# Free AVI to MP4 Program



## kydee6039 (Jul 11, 2007)

Just wondering if anyone knows of a free avi to mp4 (iphone) video converter??

Need something that works on a mac (PPC).

Anyone??


----------



## guye (Apr 28, 2004)

*There is a good app out there for free..*

Yes, the app is FFMpeg and it work with both PPC's & Intel macs. If you need to RIP DVD to iPhone I suggest Handbrake or handbrake lite.

Enjoy,
 
Guy


----------



## guytoronto (Jun 25, 2005)

Try iSquint


----------



## retrocactus (Jun 17, 2003)

The latest version of Quicktime has an iPhone export option...as long as you can view the video (avi or otherwise) in Quicktime, you can just 'export' to iPhone from the Quicktime file menu. You may need to install some avi codecs depending on the format of the avi's. I can't remember specifically what I've installed in mine (or if it was just the divx drivers) but it's the easiest way to get video into a format for the iPhone....I've found that anything previously converted for my video ipod works great as well.


----------



## guye (Apr 28, 2004)

Regarding the reply from retrocactus you need QuicktimePro to export

Guy


----------



## retrocactus (Jun 17, 2003)

Guye: You are correct...I forgot that part.


----------



## kydee6039 (Jul 11, 2007)

Downloaded FFMpeg. What settings should I be using?? I ask this because my original avi was 700mb. When I used the ipod mp4 setting it encoded it but the file size was larger (750 mb) and it took forever (maybe like 5-6 hours).
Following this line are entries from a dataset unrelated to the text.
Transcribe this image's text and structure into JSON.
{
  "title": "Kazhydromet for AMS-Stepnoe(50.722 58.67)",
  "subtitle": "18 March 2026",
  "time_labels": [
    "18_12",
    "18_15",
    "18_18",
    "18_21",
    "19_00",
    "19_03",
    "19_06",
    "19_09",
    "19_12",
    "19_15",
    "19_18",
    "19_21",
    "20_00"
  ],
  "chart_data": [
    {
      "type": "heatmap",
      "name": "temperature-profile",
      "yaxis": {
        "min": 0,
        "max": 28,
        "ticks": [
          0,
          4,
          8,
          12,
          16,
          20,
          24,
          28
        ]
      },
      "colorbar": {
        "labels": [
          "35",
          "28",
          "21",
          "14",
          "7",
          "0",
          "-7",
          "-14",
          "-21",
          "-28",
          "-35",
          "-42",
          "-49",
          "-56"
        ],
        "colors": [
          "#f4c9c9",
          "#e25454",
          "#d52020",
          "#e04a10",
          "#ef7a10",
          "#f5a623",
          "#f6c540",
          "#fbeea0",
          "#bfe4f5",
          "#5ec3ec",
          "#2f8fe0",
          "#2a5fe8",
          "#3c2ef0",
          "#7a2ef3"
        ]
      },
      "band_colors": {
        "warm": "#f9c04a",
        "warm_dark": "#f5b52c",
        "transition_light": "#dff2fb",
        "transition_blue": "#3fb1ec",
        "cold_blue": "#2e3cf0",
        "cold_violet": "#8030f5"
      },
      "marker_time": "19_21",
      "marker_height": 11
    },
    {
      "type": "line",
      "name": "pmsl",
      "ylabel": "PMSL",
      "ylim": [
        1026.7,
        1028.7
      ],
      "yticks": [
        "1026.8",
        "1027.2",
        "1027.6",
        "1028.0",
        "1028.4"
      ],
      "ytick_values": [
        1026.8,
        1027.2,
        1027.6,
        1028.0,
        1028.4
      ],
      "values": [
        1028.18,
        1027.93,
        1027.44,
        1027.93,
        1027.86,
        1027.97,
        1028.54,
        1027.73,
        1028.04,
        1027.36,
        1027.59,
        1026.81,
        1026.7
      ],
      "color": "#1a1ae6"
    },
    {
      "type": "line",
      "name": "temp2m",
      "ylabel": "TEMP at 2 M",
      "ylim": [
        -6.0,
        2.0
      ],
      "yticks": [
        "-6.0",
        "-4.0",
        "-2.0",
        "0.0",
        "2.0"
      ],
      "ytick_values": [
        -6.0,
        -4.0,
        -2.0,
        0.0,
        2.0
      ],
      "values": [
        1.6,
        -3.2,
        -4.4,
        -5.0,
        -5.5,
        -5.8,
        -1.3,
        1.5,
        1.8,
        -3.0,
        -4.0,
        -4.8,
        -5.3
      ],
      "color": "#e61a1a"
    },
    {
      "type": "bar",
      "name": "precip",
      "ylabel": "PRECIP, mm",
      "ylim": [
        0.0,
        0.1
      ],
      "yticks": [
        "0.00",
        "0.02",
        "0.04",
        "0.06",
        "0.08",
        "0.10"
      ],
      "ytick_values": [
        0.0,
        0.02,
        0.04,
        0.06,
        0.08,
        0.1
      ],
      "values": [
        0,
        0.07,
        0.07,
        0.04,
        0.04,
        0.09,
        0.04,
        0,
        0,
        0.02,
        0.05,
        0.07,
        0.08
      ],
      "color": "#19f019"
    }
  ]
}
I think I read somewhere the size of a movie for the phone should be around 250mb - 300mb?? What setting should I be using??


----------



## guye (Apr 28, 2004)

I use the presets for video iPod (which look fine on the iPhone) but depending on your CPU it is a time intensive task. I usually let it run overnight.

Guy


----------



## kydee6039 (Jul 11, 2007)

I've started to use MOVIEPOD - much faster than FFMpeg and seems to condense the movies better. 

Highly rcommend it!!


----------